PAREDES

De la puerta del sótano todavía emanaba un olor mestizo, entre pólvora y vinagre, era un efluvio pesado, como cargado de polvo. Las capas de pintura se agolpaban sobre la madera quebradiza en un intento de no morir asfixiadas. El barniz caía en catarata inerte desde el dintel al cemento del piso sorteando el pomo frío y dorado al que el tiempo había desprovisto de su brillo original.

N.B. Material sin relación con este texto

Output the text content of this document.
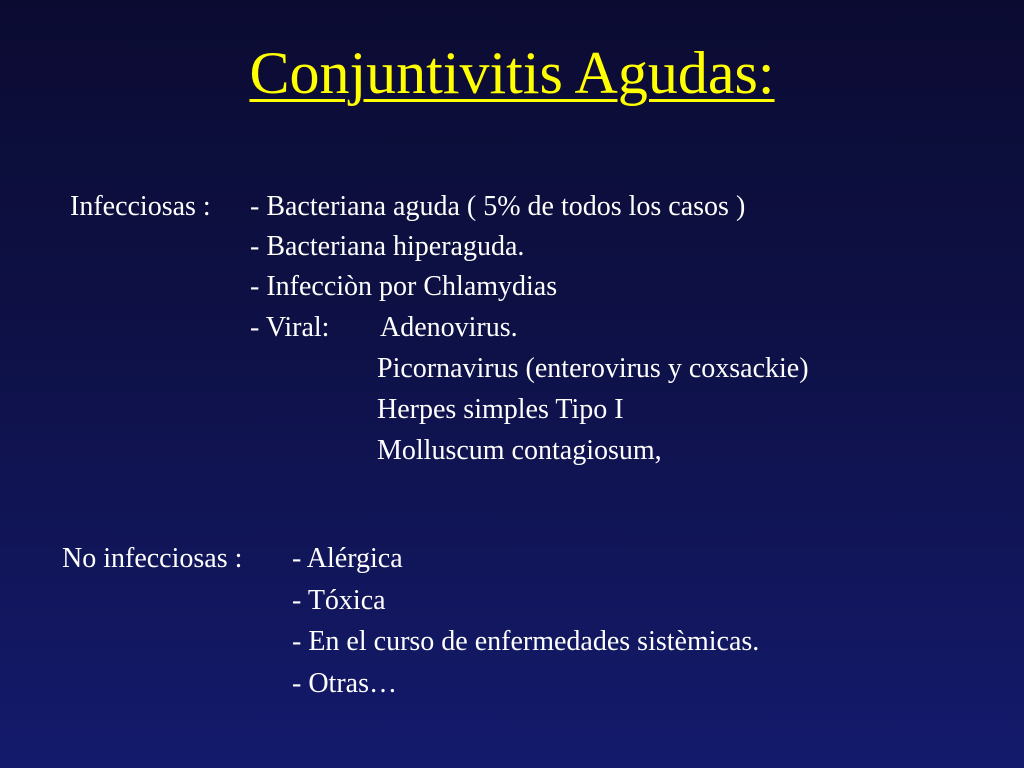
Conjuntivitis Agudas:
Infecciosas : - Bacteriana aguda ( 5% de todos los casos )
- Bacteriana hiperaguda.
- Infecciòn por Chlamydias
- Viral: Adenovirus.
Picornavirus (enterovirus y coxsackie)
Herpes simples Tipo I
Molluscum contagiosum,
No infecciosas : - Alérgica
- Tóxica
- En el curso de enfermedades sistèmicas.
- Otras…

Un escuadrón de mosquitos orbitaba en torno a la polvorienta bombilla desnuda que presidía la antesala donde residía el pórtico moribundo. El frío era intenso y punzante, las ventanas habían sido tapiadas hace décadas pero pequeñas grietas filtraban el aire gélido y enquistado.

Unas puntas oxidadas soportaban serviles el peso de las telarañas. El silencio era ensordecedor para José que había perdido la cuenta de las veces que había muerto en ese agujero infesto. Tiritaba y apretaba junto a su pecho un retrato ajado, una niña sin infancia que le obligaba a agarrarse a la vida con el lazo de luz que recorría su habitáculo los días de estío.

Quinientos treinta y dos días después de su primera muerte el pomo giró.